Department of Computer Science, University of California Irvine, Irvine, CA, USA.
Bioinformatics. 2019 Dec 15;35(24):5363-5364. doi: 10.1093/bioinformatics/btz603.
BLAST creates local sequence alignments by first building a database of small k-letter sub-sequences called k-mers. Identical k-mers from different regions provide 'seeds' for longer local alignments. This seed-and-extend heuristic makes BLAST extremely fast and has led to its almost exclusive use despite the existence of more accurate, but slower, algorithms. In this paper, we introduce the Basic Local Alignment for Networks Tool (BLANT). BLANT is the analog of BLAST, but for networks: given an input graph, it samples small, induced, k-node sub-graphs called k-graphlets. Graphlets have been used to classify networks, quantify structure, align networks both locally and globally, identify topology-function relationships and build taxonomic trees without the use of sequences. Given an input network, BLANT produces millions of graphlet samples in seconds-orders of magnitude faster than existing methods. BLANT offers sampled graphlets in various forms: distributions of graphlets or their orbits; graphlet degree or graphlet orbit degree vectors, the latter being compatible with ORCA; or an index to be used as the basis for seed-and-extend local alignments. We demonstrate BLANT's usefelness by using its indexing mode to find functional similarity between yeast and human PPI networks.

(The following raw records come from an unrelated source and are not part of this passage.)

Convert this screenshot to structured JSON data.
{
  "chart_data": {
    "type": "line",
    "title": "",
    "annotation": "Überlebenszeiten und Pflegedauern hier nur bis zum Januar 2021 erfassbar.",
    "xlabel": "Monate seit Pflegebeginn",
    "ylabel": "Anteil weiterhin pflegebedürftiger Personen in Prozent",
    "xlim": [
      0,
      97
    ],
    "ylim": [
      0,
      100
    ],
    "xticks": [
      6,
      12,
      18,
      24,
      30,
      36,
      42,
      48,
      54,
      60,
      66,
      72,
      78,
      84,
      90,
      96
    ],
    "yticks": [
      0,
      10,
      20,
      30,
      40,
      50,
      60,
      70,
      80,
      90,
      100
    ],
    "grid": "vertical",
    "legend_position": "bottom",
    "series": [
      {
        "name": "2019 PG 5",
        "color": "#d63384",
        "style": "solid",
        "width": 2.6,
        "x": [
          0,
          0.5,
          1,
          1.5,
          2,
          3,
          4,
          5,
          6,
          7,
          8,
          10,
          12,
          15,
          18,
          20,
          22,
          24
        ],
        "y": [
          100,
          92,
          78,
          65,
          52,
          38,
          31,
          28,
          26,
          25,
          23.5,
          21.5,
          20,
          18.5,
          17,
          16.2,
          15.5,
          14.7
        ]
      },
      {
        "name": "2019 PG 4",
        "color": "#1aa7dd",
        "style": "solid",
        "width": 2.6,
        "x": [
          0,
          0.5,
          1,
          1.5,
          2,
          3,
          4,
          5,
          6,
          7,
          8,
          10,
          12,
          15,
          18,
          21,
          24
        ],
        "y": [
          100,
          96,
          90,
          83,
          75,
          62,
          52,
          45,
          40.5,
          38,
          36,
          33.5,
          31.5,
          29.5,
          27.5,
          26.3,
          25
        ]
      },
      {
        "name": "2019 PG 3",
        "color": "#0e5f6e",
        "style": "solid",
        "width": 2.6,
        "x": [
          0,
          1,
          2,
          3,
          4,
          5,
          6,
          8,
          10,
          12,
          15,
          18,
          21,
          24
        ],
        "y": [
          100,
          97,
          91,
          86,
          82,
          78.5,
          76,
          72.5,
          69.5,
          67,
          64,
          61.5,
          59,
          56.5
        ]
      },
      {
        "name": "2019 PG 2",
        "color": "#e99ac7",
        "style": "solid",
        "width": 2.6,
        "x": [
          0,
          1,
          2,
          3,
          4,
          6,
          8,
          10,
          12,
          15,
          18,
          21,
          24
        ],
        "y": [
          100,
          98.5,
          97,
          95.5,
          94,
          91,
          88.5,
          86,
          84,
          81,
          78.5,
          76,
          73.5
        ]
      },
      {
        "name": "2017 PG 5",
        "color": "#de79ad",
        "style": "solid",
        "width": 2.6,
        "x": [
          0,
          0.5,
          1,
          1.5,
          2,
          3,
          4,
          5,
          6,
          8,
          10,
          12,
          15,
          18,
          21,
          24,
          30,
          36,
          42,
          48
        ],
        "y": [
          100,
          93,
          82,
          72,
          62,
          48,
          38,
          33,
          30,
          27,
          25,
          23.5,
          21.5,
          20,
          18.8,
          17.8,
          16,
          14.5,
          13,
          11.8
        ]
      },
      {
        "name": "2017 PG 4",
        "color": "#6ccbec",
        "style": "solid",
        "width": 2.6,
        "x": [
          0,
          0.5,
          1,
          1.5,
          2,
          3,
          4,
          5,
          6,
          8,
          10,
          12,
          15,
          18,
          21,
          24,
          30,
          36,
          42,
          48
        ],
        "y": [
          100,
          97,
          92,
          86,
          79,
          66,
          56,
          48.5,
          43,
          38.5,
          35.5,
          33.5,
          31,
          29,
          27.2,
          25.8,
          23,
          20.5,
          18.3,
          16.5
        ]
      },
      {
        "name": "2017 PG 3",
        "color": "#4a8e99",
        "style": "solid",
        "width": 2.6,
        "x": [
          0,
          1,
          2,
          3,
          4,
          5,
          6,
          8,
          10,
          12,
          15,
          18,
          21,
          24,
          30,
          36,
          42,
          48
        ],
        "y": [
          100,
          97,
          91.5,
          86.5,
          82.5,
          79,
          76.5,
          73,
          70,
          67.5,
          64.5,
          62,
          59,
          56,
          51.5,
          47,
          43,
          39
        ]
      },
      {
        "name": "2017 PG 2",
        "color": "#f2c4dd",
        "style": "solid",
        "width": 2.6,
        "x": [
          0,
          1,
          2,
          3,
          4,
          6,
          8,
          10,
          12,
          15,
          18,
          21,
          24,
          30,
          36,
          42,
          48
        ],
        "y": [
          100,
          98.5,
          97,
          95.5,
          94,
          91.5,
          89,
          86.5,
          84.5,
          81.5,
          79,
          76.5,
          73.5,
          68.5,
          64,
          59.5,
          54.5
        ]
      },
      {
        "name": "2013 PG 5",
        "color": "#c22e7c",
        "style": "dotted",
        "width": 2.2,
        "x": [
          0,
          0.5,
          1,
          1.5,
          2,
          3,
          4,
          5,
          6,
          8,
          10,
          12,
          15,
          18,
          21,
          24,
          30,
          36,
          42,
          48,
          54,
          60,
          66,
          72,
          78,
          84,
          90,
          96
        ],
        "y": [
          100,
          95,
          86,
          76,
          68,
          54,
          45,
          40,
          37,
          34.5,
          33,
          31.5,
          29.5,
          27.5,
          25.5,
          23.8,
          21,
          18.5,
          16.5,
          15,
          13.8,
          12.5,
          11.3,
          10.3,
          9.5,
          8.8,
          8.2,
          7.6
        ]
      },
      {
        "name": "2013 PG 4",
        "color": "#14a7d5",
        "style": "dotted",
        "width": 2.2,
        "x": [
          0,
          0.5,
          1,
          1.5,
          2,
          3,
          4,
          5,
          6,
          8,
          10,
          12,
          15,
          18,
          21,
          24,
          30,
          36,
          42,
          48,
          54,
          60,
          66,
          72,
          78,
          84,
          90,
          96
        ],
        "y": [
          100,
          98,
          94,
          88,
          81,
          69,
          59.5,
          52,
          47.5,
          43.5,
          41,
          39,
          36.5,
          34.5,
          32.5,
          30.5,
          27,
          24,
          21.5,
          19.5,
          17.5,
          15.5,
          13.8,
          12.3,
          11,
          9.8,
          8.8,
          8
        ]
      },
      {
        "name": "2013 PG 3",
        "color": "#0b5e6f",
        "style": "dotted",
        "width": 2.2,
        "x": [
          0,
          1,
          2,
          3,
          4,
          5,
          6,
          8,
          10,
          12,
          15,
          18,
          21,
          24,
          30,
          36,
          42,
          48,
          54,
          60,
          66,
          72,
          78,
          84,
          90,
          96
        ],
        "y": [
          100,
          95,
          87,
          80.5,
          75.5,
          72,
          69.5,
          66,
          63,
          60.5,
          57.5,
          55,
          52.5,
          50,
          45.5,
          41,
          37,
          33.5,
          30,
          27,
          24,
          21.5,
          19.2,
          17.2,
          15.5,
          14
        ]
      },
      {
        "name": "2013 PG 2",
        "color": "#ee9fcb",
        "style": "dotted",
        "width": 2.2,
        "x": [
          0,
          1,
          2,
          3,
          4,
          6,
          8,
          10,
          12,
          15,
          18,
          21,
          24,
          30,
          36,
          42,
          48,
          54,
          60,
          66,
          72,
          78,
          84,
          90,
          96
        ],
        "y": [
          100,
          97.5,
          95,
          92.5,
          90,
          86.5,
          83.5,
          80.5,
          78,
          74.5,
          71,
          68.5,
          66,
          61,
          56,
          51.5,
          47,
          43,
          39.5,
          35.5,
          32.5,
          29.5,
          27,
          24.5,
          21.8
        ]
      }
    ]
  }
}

BLANT is written in C and is available at https://github.com/waynebhayes/BLANT/releases.
Supplementary data are available at Bioinformatics online.
BLAST 通过首先构建一个称为 k-mer 的小 k 字母子序列数据库来创建局部序列比对。来自不同区域的相同 k-mer 为更长的局部比对提供了“种子”。这种种子和扩展启发式方法使 BLAST 非常快速,尽管存在更准确但更慢的算法,但它已几乎被独占使用。在本文中,我们引入了网络的基本局部比对工具 (BLANT)。BLANT 是 BLAST 的模拟,但针对网络:给定一个输入图,它会采样小的、诱导的、k 节点子图,称为 k-图元。图元已被用于对网络进行分类、量化结构、在本地和全局对齐网络、识别拓扑-功能关系以及构建分类树,而无需使用序列。给定一个输入网络,BLANT 可以在几秒钟内生成数百万个图元样本,比现有方法快几个数量级。BLANT 以各种形式提供采样的图元:图元或其轨道的分布;图元度或图元轨道度向量,后者与 ORCA 兼容;或者用作种子和扩展局部比对的基础索引。我们通过使用其索引模式在酵母和人类 PPI 网络之间查找功能相似性来展示 BLANT 的有用性。
BLANT 是用 C 编写的,可在 https://github.com/waynebhayes/BLANT/releases 上获得。
补充数据可在 Bioinformatics 在线获得。